Right, getting more corner cases training data won't solve an architecture problem. AI in general quickly impresses when it's mostly right but improving from there is the challenge.

throwaway7ahgb|1 year ago

What are you using for "AI"? AI is a buzzword, unless you know specifically how they are using it, you can't make this claim.

Many marketing teams are just using AI when it is really ML doing the work, or it could be both.

what-the-grump|1 year ago

And yet on a very simple drive I have to intervene 4-6 times over a distance of 8 miles. How is this not useful? It would have been easier to ask people to record how to drive roads by now and use video game track logic where you race a ghost by now…

The only time fsd works ‘ok’, single lane roads with 90 degree stop signs / turns.

I don’t believe that the current hardware can handle what is needed to have passable FSD for an average consumer.

georgeg23|1 year ago

So isn't that a deep problem to his FSD architecture?

acchow|1 year ago

No. For the easy 99.999% of driving they keep very little of the training data.

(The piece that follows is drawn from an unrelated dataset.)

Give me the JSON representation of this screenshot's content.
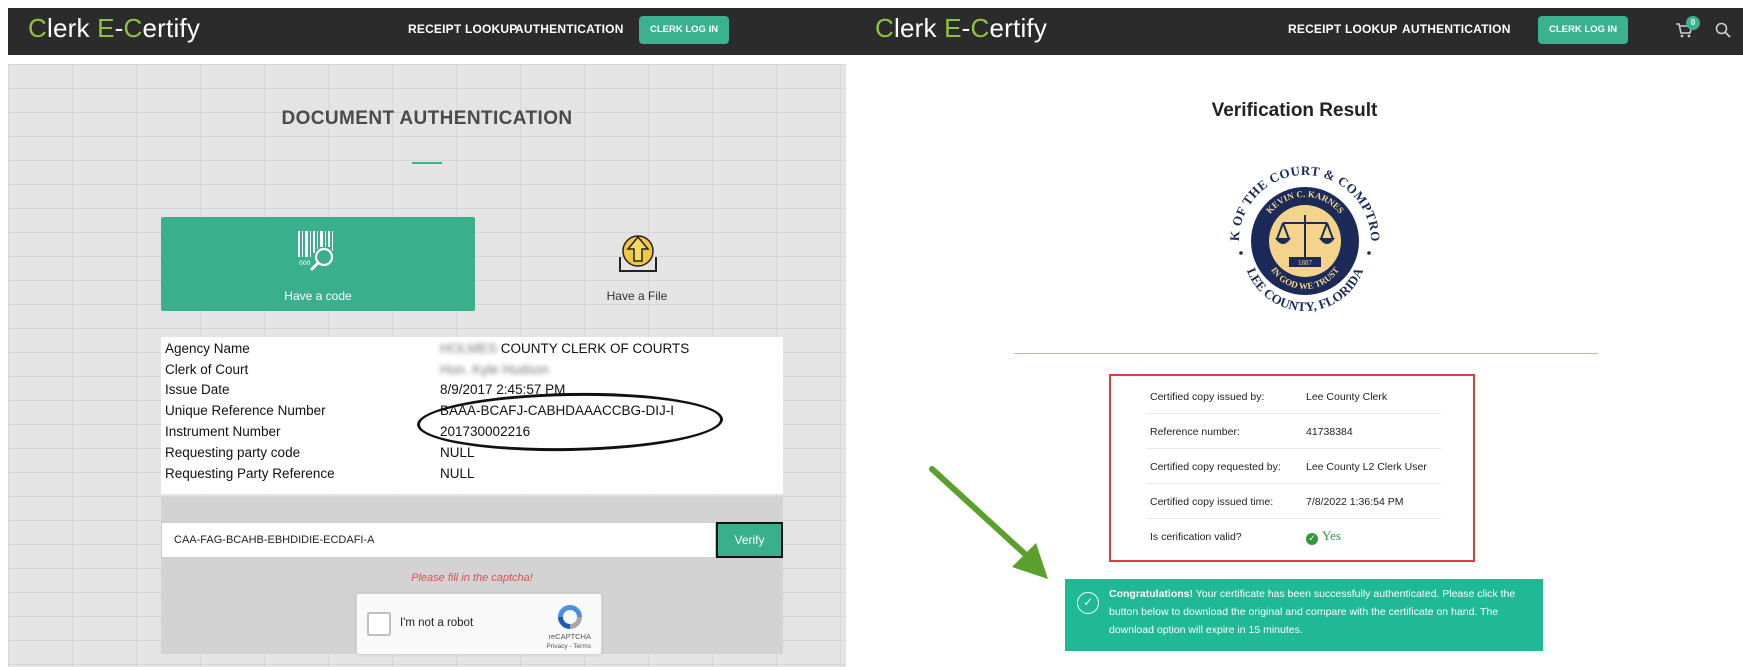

Basically you want to minimize manual interventions (aka disengagements). When the driver intervenes, they keep a few seconds before (30 seconds?) and after that intervention and add that to the training data.

So their training data is basically just the exceptional cases.

They need to just make sure they don’t overfit so that the learned model actually does have some “understanding” of why decisions are made and can generalize.